MaxwellBuchanan, Dec 04 2017
  

       Not only are crows obnoxious, they can recognize different people and call to each other to announce threats. They're very intelligent. For a stupid bird that is.   

       Unfortunately where I live, killing a crow is probably a much more serious crime than killing a human.   

       We give crows a pass despite this disturbing fact: If they were big enough, they would kill you and eat you. That of course goes for any predatory bird but we're not talking about them now. Although come to think of it, cute baby ducklings would probably eat you if they were big enough as well.
doctorremulac3, Dec 04 2017
  

       Fishermen say " if bluegill were any bigger it wouldn't be safe to go in the water "   

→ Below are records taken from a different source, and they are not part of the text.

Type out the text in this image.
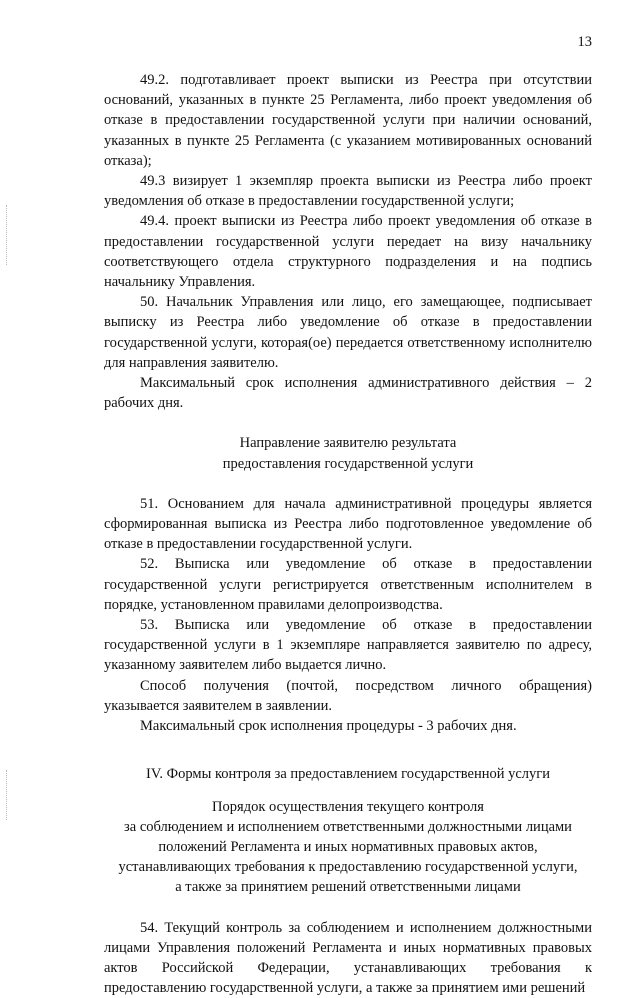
13

49.2. подготавливает проект выписки из Реестра при отсутствии оснований, указанных в пункте 25 Регламента, либо проект уведомления об отказе в предоставлении государственной услуги при наличии оснований, указанных в пункте 25 Регламента (с указанием мотивированных оснований отказа);

49.3 визирует 1 экземпляр проекта выписки из Реестра либо проект уведомления об отказе в предоставлении государственной услуги;

49.4. проект выписки из Реестра либо проект уведомления об отказе в предоставлении государственной услуги передает на визу начальнику соответствующего отдела структурного подразделения и на подпись начальнику Управления.

50. Начальник Управления или лицо, его замещающее, подписывает выписку из Реестра либо уведомление об отказе в предоставлении государственной услуги, которая(ое) передается ответственному исполнителю для направления заявителю.

Максимальный срок исполнения административного действия – 2 рабочих дня.

Направление заявителю результата

предоставления государственной услуги

51. Основанием для начала административной процедуры является сформированная выписка из Реестра либо подготовленное уведомление об отказе в предоставлении государственной услуги.

52. Выписка или уведомление об отказе в предоставлении государственной услуги регистрируется ответственным исполнителем в порядке, установленном правилами делопроизводства.

53. Выписка или уведомление об отказе в предоставлении государственной услуги в 1 экземпляре направляется заявителю по адресу, указанному заявителем либо выдается лично.

Способ получения (почтой, посредством личного обращения) указывается заявителем в заявлении.

Максимальный срок исполнения процедуры - 3 рабочих дня.

IV. Формы контроля за предоставлением государственной услуги

Порядок осуществления текущего контроля

за соблюдением и исполнением ответственными должностными лицами

положений Регламента и иных нормативных правовых актов,

устанавливающих требования к предоставлению государственной услуги,

а также за принятием решений ответственными лицами

54. Текущий контроль за соблюдением и исполнением должностными лицами Управления положений Регламента и иных нормативных правовых актов Российской Федерации, устанавливающих требования к предоставлению государственной услуги, а также за принятием ими решений
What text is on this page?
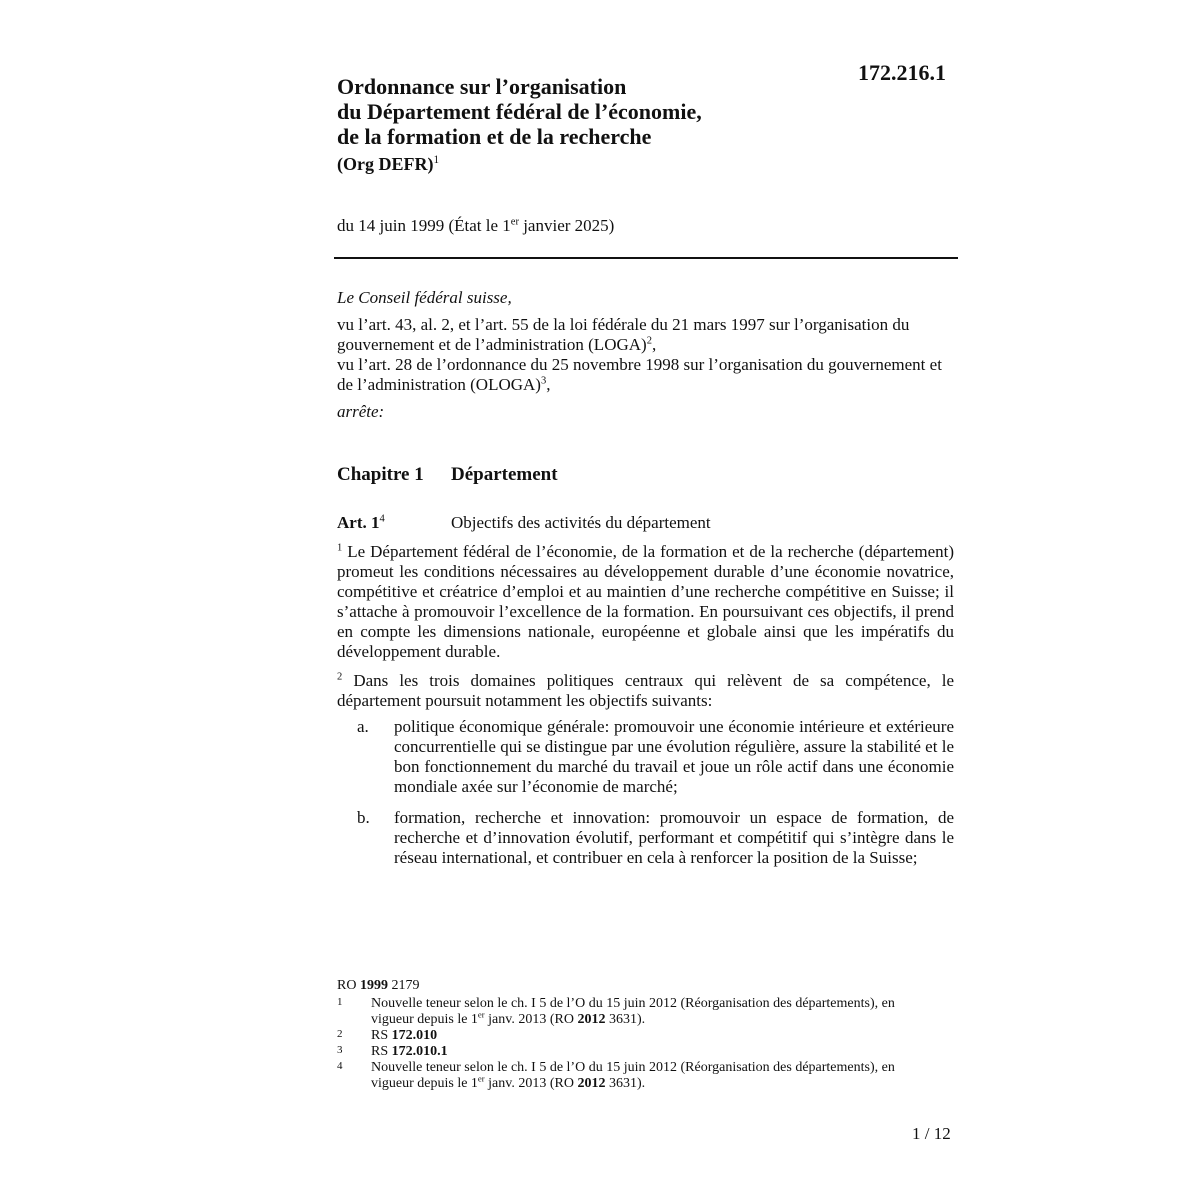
172.216.1
Ordonnance sur l’organisation
du Département fédéral de l’économie,
de la formation et de la recherche
(Org DEFR)$^1$
du 14 juin 1999 (État le 1er janvier 2025)
Le Conseil fédéral suisse,
vu l’art. 43, al. 2, et l’art. 55 de la loi fédérale du 21 mars 1997 sur l’organisation du gouvernement et de l’administration (LOGA)$^2$,
vu l’art. 28 de l’ordonnance du 25 novembre 1998 sur l’organisation du gouvernement et de l’administration (OLOGA)$^3$,
arrête:
Chapitre 1 Département
Art. $1^4$	Objectifs des activités du département
$^1$ Le Département fédéral de l’économie, de la formation et de la recherche (département) promeut les conditions nécessaires au développement durable d’une économie novatrice, compétitive et créatrice d’emploi et au maintien d’une recherche compétitive en Suisse; il s’attache à promouvoir l’excellence de la formation. En poursuivant ces objectifs, il prend en compte les dimensions nationale, européenne et globale ainsi que les impératifs du développement durable.
$^2$ Dans les trois domaines politiques centraux qui relèvent de sa compétence, le département poursuit notamment les objectifs suivants:
a. politique économique générale: promouvoir une économie intérieure et extérieure concurrentielle qui se distingue par une évolution régulière, assure la stabilité et le bon fonctionnement du marché du travail et joue un rôle actif dans une économie mondiale axée sur l’économie de marché;
b. formation, recherche et innovation: promouvoir un espace de formation, de recherche et d’innovation évolutif, performant et compétitif qui s’intègre dans le réseau international, et contribuer en cela à renforcer la position de la Suisse;
RO 1999 2179
1 Nouvelle teneur selon le ch. I 5 de l’O du 15 juin 2012 (Réorganisation des départements), en vigueur depuis le 1er janv. 2013 (RO 2012 3631).
2 RS 172.010
3 RS 172.010.1
4 Nouvelle teneur selon le ch. I 5 de l’O du 15 juin 2012 (Réorganisation des départements), en vigueur depuis le 1er janv. 2013 (RO 2012 3631).
1 / 12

       I have to be skeptical about that whole "domestic cats allowed outdoors affect the songbird population" - have you ever watched a cat hunt?   

       It's similar to me hunting for a girlfriend - yes, there is an effect on the population, but they're being produced faster than I can bed/wed them.   

       Hmmm, I wonder what the analogy police are going to say about that one ...
normzone, Dec 04 2017
  

       Not in the UK, then. The police there are only concerned with covering up their own gross incompetence, and they're depressingly bad even at doing that.   

       // have you ever watched a cat hunt? //   

       Almost daily, usually through a telescopic sight. Why ?   

       About this tortoise in the desert ... you're not helping. Why is that, Leon ?
8th of 7, Dec 04 2017
  

       //have you ever watched a cat hunt?//   

       If you can see it hunting, it's not doing it very well. Conversely, if tweety-pie, who is well-motivated to watch out, didn't see it, then you probably didn't either.